Les projets d’infrastructure concourent largement au dynamisme d’une économie. Pour les 3 à 4 années qui viennent, Dexia a évalué le deal flow potentiel en Europe de l’Ouest à 130 milliards de dollars, pour les seuls secteurs du transport et des infrastructures sociales.
En Afrique, résultante d'une croissance aussi bien économique que démographique, les besoins sont énormes : la FEMIP estime que 300 milliards de dollars d’investissements seront nécessaires au cours des 20 prochaines années dans la seule zone
Au Nord comme au Sud, les bouleversements politiques et macro-économiques contribuent à intensifier la recherche de montages financiers innovants pour inciter les investisseurs privés à accroître leur effort.

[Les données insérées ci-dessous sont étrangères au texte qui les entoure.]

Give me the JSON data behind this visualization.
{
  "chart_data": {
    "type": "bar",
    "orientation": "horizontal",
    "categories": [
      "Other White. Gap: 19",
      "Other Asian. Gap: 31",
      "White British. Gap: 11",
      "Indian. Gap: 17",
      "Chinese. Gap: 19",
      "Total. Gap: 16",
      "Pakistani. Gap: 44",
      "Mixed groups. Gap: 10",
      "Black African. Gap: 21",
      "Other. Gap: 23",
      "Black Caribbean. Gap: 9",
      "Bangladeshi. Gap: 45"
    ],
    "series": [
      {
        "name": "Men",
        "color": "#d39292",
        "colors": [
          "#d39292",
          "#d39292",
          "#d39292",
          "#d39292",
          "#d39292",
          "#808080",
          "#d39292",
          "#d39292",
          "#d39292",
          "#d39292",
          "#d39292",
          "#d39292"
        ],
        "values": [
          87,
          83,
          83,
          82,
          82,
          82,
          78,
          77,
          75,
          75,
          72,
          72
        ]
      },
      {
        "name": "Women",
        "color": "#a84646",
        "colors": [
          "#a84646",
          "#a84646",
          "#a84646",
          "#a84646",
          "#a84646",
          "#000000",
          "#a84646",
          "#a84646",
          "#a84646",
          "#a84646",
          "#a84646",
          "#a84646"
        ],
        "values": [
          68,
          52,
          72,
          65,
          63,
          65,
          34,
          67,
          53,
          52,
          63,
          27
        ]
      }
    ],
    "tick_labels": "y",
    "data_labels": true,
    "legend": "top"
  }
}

En Italie, une société de projet a expérimenté un financement par des project bonds, une première en Europe continentale, par lequel l'on recherche des alternatives aux défunts monolines. La France a relancé son projet de fonds de titrisation de place.
L'Afrique, elle, souhaite développer son expertise en matière de partenariats public-privé, et n'exclut pas de recourir aux marchés.
Une gageure, sans aucun doute, dans un contexte où les incertitudes sur la qualité des garants souverains ainsi que le durcissement annoncé des réglementations prudentielles devraient provoquer un renchérissement du coût des projets.